Open the attached save and follow the instructions:
1. start a simutrans (localhost) server and load the map within.
2. start a simutrans client and connect to localhost.
3. There will be some stuck trams on the map.
4. On the server, place any kind of sign or signal e.g. oneway sign, within the trams reservations and the client will immediately desync.
5. Connect the client again.
6. On the client, again place any kind of signal or sign within the reservation and there is a rather small chanche the client will desync, otherwise, the server will crash (and client gets disconnected for sure)
Title: Re: [Bug] Placement of signals sometimes crashes the server
Post by: jamespetts on January 13, 2020, 11:15:38 AM
Excellent, that is very helpful indeed, thank you. I shall look into this when I get home. This is a high priority item.
Title: Re: [Bug] Placement of signals sometimes crashes the server
Post by: jamespetts on January 13, 2020, 10:08:39 PM
I am afraid that I am having trouble reproducing this. In particular, step 5 appears not to work as described: when I place a one way sign on the server instance, I notice no loss of synchronisation. Can I ask that you be more specific as to the tile on which you place the sign?
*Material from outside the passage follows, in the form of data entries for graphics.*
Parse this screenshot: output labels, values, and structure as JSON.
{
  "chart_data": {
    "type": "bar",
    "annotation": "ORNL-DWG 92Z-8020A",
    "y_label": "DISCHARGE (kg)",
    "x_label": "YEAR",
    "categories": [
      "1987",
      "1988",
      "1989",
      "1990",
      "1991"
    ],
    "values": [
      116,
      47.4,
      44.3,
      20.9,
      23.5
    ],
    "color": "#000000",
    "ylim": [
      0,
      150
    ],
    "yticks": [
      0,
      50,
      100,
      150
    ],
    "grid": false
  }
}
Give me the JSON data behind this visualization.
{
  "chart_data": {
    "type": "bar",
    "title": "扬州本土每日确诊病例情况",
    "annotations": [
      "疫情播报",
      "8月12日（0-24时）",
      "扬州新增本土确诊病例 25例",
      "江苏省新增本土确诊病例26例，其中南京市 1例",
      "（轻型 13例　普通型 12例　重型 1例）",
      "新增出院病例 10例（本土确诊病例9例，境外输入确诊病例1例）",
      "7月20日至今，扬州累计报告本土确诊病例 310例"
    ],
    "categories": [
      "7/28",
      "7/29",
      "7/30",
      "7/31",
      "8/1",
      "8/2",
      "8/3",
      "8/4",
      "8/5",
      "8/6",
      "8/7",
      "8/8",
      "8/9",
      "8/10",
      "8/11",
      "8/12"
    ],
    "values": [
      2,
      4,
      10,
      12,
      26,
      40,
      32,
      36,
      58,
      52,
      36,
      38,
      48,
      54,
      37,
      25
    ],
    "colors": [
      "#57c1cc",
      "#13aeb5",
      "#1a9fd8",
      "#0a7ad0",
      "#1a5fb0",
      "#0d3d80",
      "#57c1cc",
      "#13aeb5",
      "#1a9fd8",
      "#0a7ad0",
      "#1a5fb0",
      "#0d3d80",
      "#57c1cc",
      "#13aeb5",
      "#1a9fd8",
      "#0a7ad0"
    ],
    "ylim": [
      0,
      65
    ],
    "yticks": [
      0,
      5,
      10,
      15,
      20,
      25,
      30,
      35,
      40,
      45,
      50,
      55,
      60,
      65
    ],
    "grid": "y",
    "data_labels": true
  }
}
Title: Re: [Bug] Placement of signals sometimes crashes the server
Post by: Mariculous on January 13, 2020, 10:41:49 PM
You can skip stel 4 and 5 it is not required to reproduce the crash.
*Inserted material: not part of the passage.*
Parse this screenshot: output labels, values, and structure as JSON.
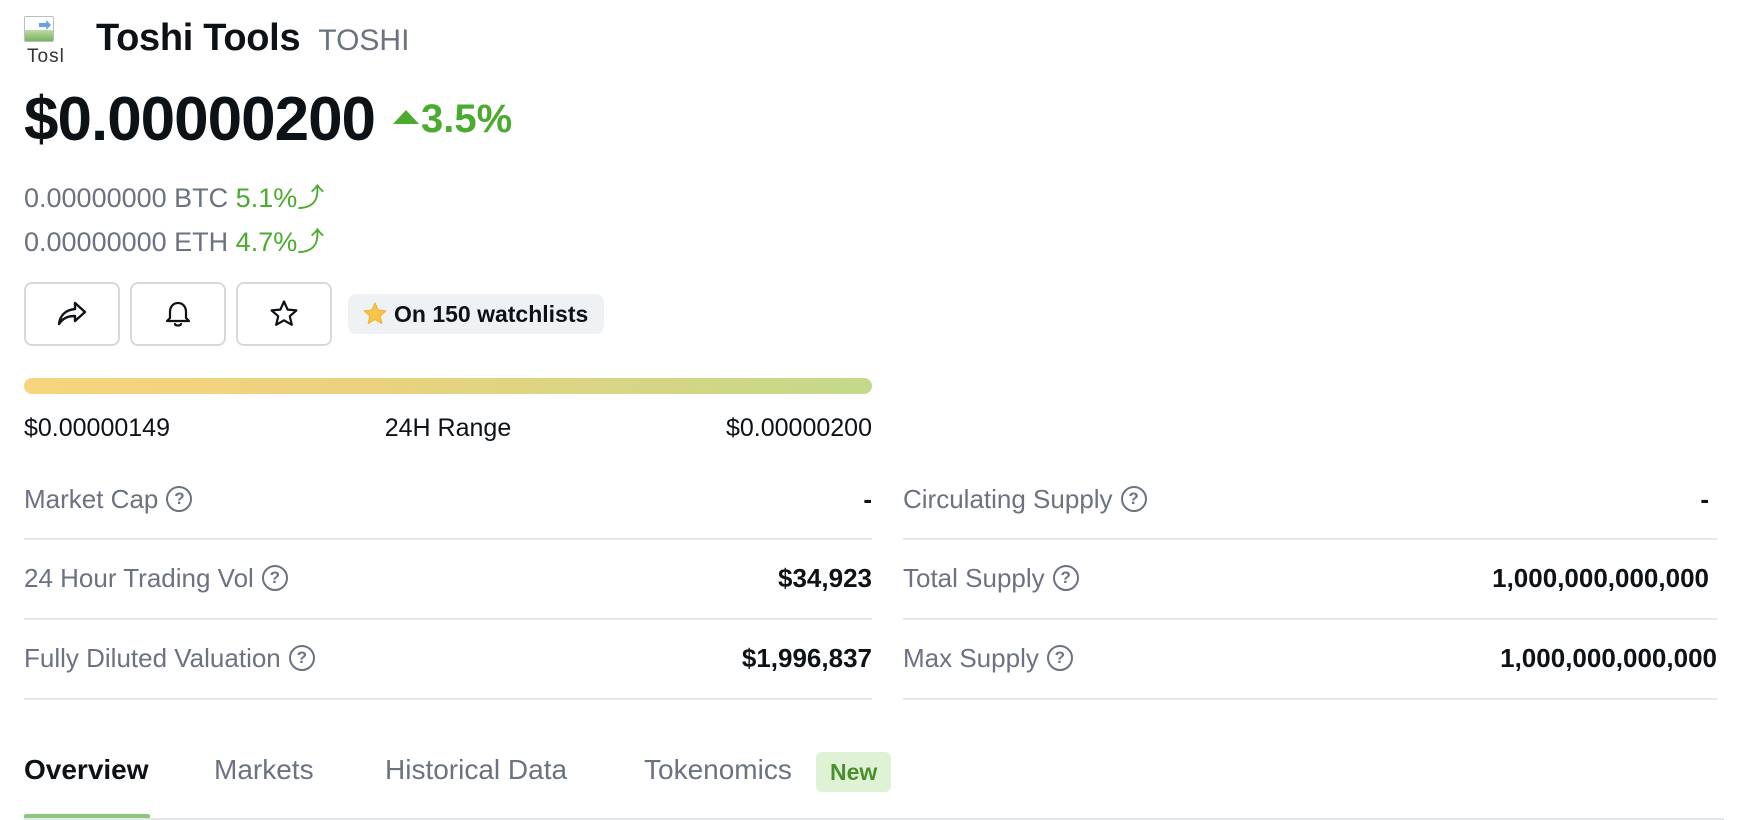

The exact location does not matter as long as you place it on top of any tram waiting for clearance, but there is indeed the description is wrong in one point, I was not aware of!
You don't need to actually place it, you need to drag it along. If you still can't reproduce it, try dragging from (31,29) towards north.
Same goes for step 6 (the server crash) simply click placing it will work finde but dragging is the isue.
Title: Re: [Bug] Placement of signals sometimes crashes the server
Post by: jamespetts on January 14, 2020, 12:15:47 AM
Splendid, the issue was indeed with the dragging: what would happen is that the dragging function created a dummy vehicle to test the route, and, when this vehicle was deleted, it would clear the reservation in the starting tile - but only on the client (assuming that the client was the one doing the dragging), as no command would be sent over the network as it was assumed that creating and deleting the dummy vehicle would have no side effects. Clearing the reservation then allowed one of the trams to move, causing a loss of synchronisation.

I have now fixed this by adding a check in the destructor to see whether the thing being deleted is a real train or a dummy object, and only clearing the reservation in the former case.

Thank you for the reproduction case for this: it is much appreciated.